La femme marocaine s’est engagée, depuis plusieurs années, dans un long combat afin de garantir une parité effective et permanente avec l’homme. En dépit des acquis et des avancées réalisées, on constate que la femme marocaine, notamment en tant que mère, souffre toujours d’injustice.

Plaidoyer pour la révision de Code de la famille

Le Maroc célèbre, le 10 octobre de chaque année, la Journée nationale de la femme. Il s’agit d’une occasion privilégiée pour mettre l’accent sur les réalisations en matière d’égalité des genres, mais aussi de rappeler les défis à relever. Cette date clé nous rappelle également l’adoption du Code de la famille qui fête ses 15 ans cette année. Ce texte, qui a été considéré à l’époque comme une révolution et qui a permis de débloquer la situation des femmes, ne répond malheureusement plus à tous leurs besoins et entrave leurs vies quotidiennes, notamment en tant que mères. En effet, on ne peut parler des droits des femmes sans évoquer ceux des mamans. Et celles-ci n’arrivent malheureusement pas à profiter pleinement de leur rôle de mère puisque le Code de la famille accorde le droit de tuteur légal et de représentant légal exclusivement au père. L’article 231 stipule que la représentation légale des mineurs est assurée par le père et ne peut être assurée par la mère qu’après le décès du père ou par suite de la perte de la capacité de ce dernier. De même, selon l’article 236 de la Moudawana, le père est de droit le tuteur légal de ses enfants, tant qu’il n’a pas été déchu de cette tutelle par un jugement. Ces textes privent malheureusement les mères marocaines de plusieurs droits et les mettent à vie à la merci de leurs époux ou ex-époux, surtout en cas de mésentente. «Nous sommes dans une société patriarcale qui donne le pouvoir au père dans la famille. Or, la femme marocaine aujourd’hui est une femme active tout comme l’homme et il est inadmissible qu’il y existe encore des lois qui soient en faveur de l’un au détriment de l’autre. Malheureusement, le Code la famille marocain confirme l’autorité du père et met la femme et surtout la mère dans une situation où elle a les mains complètement liées», déplore Khadija El Amrani, avocate et présidente fondatrice de l’association W-Lady.

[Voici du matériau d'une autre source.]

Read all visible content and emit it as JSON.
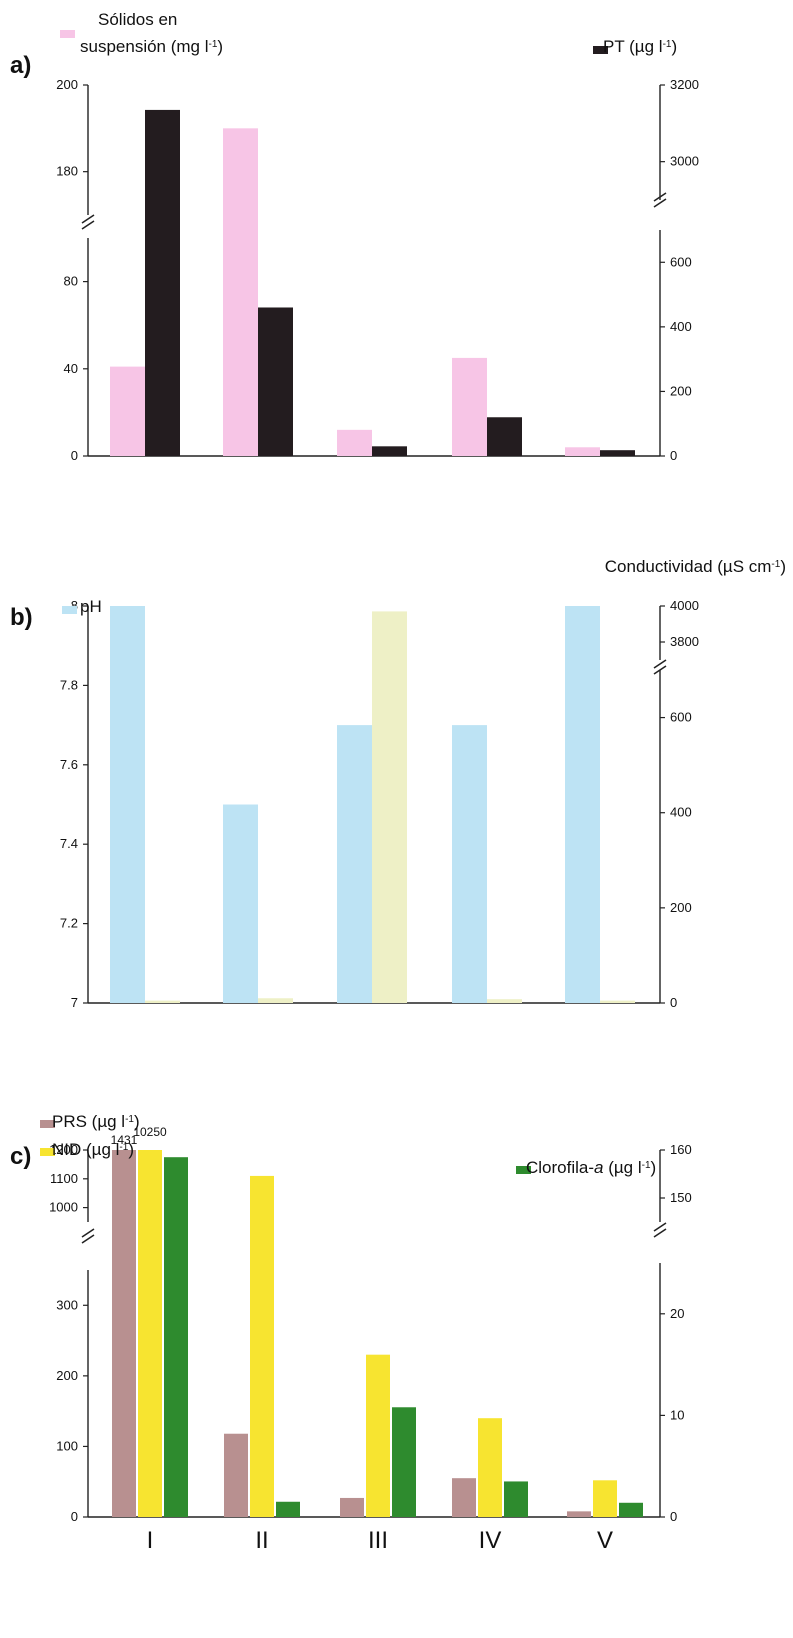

De son côté, Nouzha Skalli, militante de la cause des femmes et ancienne ministre du Développement social, de la famille et de la solidarité, appelle à l’élimination de toutes formes de discriminations en matière de tutelle légale sur les enfants du Code de la famille. «Parmi les finalités de la réforme du Code de la famille, figure l’intérêt supérieur de l’enfant et on sait que l’intérêt supérieur de l’enfant est lié aux droits des femmes en tant que mères. Il est totalement injuste et discriminatoire que la tutelle légale soit une prérogative exclusive du père au détriment de la mère. Ainsi, la mère est considérée comme un parent de seconde zone et n’a pas le droit de prendre des décisions sur la vie des enfants dont elle a la garde, alors que nous connaissons tous la force de l’amour maternel et les sacrifices consentis par les femmes en faveur de leurs enfants», souligne Skalli. Et d’ajouter : «Il est scandaleux que les femmes divorcées qui se remarient perdent la garde de leurs enfants âgés de plus de 7 ans, alors que les pères remariés ne perdent pas la garde et cumulent les pleins pouvoirs de garde et de tutelle en spoliant totalement les mamans de tout droit à la parole sur la vie et l’avenir de leurs enfants ! C’est dramatique, injuste et inhumain !»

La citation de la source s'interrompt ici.